The paragraph discusses the construction of a line chart to evaluate the potential value of selected genes in the diagnosis and management of preeclampsia. Binary logistic regression analysis suggests that PIK3CB and CXCR6 have good diagnostic value for preeclampsia. The diagnostic model constructed with regression coefficients demonstrates excellent diagnostic performance (modeling dataset AUC = 0.900, validation dataset AUC = 0.893). Calibration tests indicate the model’s accuracy, and clinical decision curve analysis suggests good clinical diagnostic benefits. In addition to predicting preeclampsia, controlling the timing of delivery is crucial. Premature termination of pregnancy limits fetal respiratory and nervous system development. Pregnancy duration is influenced by the severity of the disease and maternal tolerance. Prolonging pregnancy provides more growth and development time for the fetus but may cause greater harm to the mother. Balancing maternal tolerance and fetal development is a key factor in deciding to terminate pregnancy. Therefore, combining four selected genes, we construct a preterm birth risk model and further develop a diagnostic model for preeclampsia combined with preterm birth. The results suggest that the model has good diagnostic value for preeclampsia combined with preterm birth. However, it is acknowledged that the preterm birth risk model is solely based on maternal factors, and further research is needed to assess the predictive value of these genes in fetal development.

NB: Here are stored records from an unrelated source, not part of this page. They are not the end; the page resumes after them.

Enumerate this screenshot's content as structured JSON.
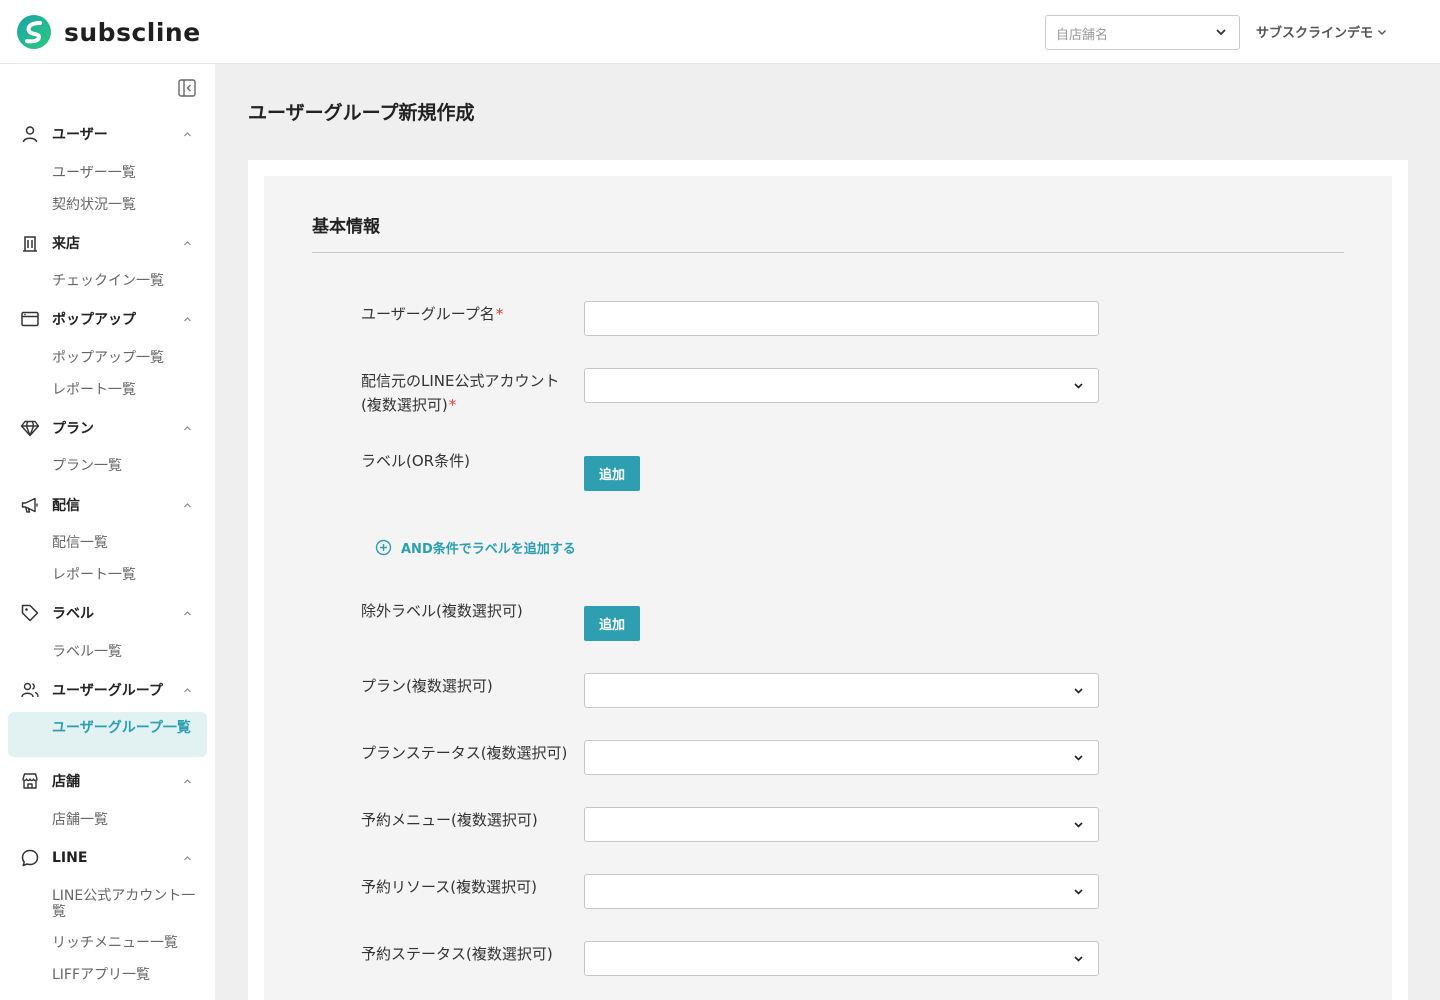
{
  "header": {
    "logo_text": "subscline",
    "store_select_placeholder": "自店舗名",
    "account_name": "サブスクラインデモ"
  },
  "sidebar": {
    "sections": [
      {
        "label": "ユーザー",
        "icon": "person-icon",
        "items": [
          "ユーザー一覧",
          "契約状況一覧"
        ]
      },
      {
        "label": "来店",
        "icon": "building-icon",
        "items": [
          "チェックイン一覧"
        ]
      },
      {
        "label": "ポップアップ",
        "icon": "window-icon",
        "items": [
          "ポップアップ一覧",
          "レポート一覧"
        ]
      },
      {
        "label": "プラン",
        "icon": "diamond-icon",
        "items": [
          "プラン一覧"
        ]
      },
      {
        "label": "配信",
        "icon": "megaphone-icon",
        "items": [
          "配信一覧",
          "レポート一覧"
        ]
      },
      {
        "label": "ラベル",
        "icon": "tag-icon",
        "items": [
          "ラベル一覧"
        ]
      },
      {
        "label": "ユーザーグループ",
        "icon": "users-icon",
        "items": [
          "ユーザーグループ一覧"
        ]
      },
      {
        "label": "店舗",
        "icon": "store-icon",
        "items": [
          "店舗一覧"
        ]
      },
      {
        "label": "LINE",
        "icon": "chat-bubble-icon",
        "items": [
          "LINE公式アカウント一覧",
          "リッチメニュー一覧",
          "LIFFアプリ一覧"
        ]
      }
    ],
    "active_item": "ユーザーグループ一覧"
  },
  "main": {
    "page_title": "ユーザーグループ新規作成",
    "section_title": "基本情報",
    "fields": {
      "group_name": {
        "label": "ユーザーグループ名",
        "required_mark": "*",
        "value": ""
      },
      "line_account": {
        "label_line1": "配信元のLINE公式アカウント",
        "label_line2": "(複数選択可)",
        "required_mark": "*",
        "value": ""
      },
      "label_or": {
        "label": "ラベル(OR条件)",
        "button": "追加"
      },
      "and_link": "AND条件でラベルを追加する",
      "exclude_label": {
        "label": "除外ラベル(複数選択可)",
        "button": "追加"
      },
      "plan": {
        "label": "プラン(複数選択可)",
        "value": ""
      },
      "plan_status": {
        "label": "プランステータス(複数選択可)",
        "value": ""
      },
      "reserve_menu": {
        "label": "予約メニュー(複数選択可)",
        "value": ""
      },
      "reserve_resource": {
        "label": "予約リソース(複数選択可)",
        "value": ""
      },
      "reserve_status": {
        "label": "予約ステータス(複数選択可)",
        "value": ""
      }
    }
  },
  "colors": {
    "accent": "#2d9fb1",
    "active_bg": "#e2f2f3",
    "required": "#e53935",
    "page_bg": "#efefef",
    "panel_bg": "#f4f4f4"
  }
}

We are keenly aware of the limitations in our study. Firstly, as an increasing number of omics technologies are employed to explore the pathogenesis of diseases, our research is based solely on placental transcriptomics and has not adequately integrated metabolomics, genomics, epigenetics, and other technologies to provide a more comprehensive description of the onset and development of the disease. Secondly, in the exploration of clinical applications, due to the limited sample size of the dataset, we could only preliminarily assess the potential diagnostic value of biomarkers, and further clinical studies are needed for confirmation. Additionally, as preeclampsia is a dynamically evolving disease, there is a need to develop dynamic disease diagnostic models based on clinical validation to enhance diagnostic efficiency in assessing the disease’s status. At the experimental design level, we made efforts to minimize bias caused by variations in gestational weeks and selected placentas from preterm patients with non-placental insufficiency or immune-related factors. However, due to the temporal constraints of human specimen collection, our study can only suggest a certain correlation between the abnormal expression of selected genes and the presence of preeclampsia, making it challenging to exclude the impact of labor on gene expression. Further animal experiments are still required to elucidate the roles these genes play in the development of preeclampsia and throughout the entire pregnancy cycle.

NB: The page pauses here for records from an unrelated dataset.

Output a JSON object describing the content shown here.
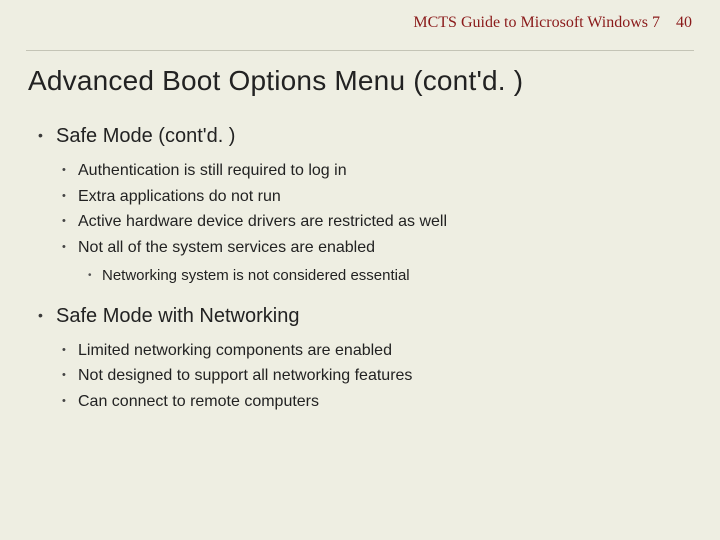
{
  "header": {
    "title": "MCTS Guide to Microsoft Windows 7",
    "page": "40"
  },
  "slide": {
    "title": "Advanced Boot Options Menu (cont'd. )"
  },
  "sections": {
    "s1": {
      "heading": "Safe Mode (cont'd. )",
      "items": {
        "a": "Authentication is still required to log in",
        "b": "Extra applications do not run",
        "c": "Active hardware device drivers are restricted as well",
        "d": "Not all of the system services are enabled",
        "d_sub": {
          "a": "Networking system is not considered essential"
        }
      }
    },
    "s2": {
      "heading": "Safe Mode with Networking",
      "items": {
        "a": "Limited networking components are enabled",
        "b": "Not designed to support all networking features",
        "c": "Can connect to remote computers"
      }
    }
  }
}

In summary, we have explored the role of immune factors in the pathogenesis of preterm and term preeclampsia, identifying four biomarkers that are concurrently involved in both subtypes of preeclampsia and exhibit high clinical diagnostic value. We have assessed their potential biological functions and diagnostic value for preeclampsia. The expression of the genes of interest was preliminarily validated through RT-PCR. The findings of this study provide guidance for future mechanistic research and offer new insights into the diagnosis and immunotherapy of preeclampsia.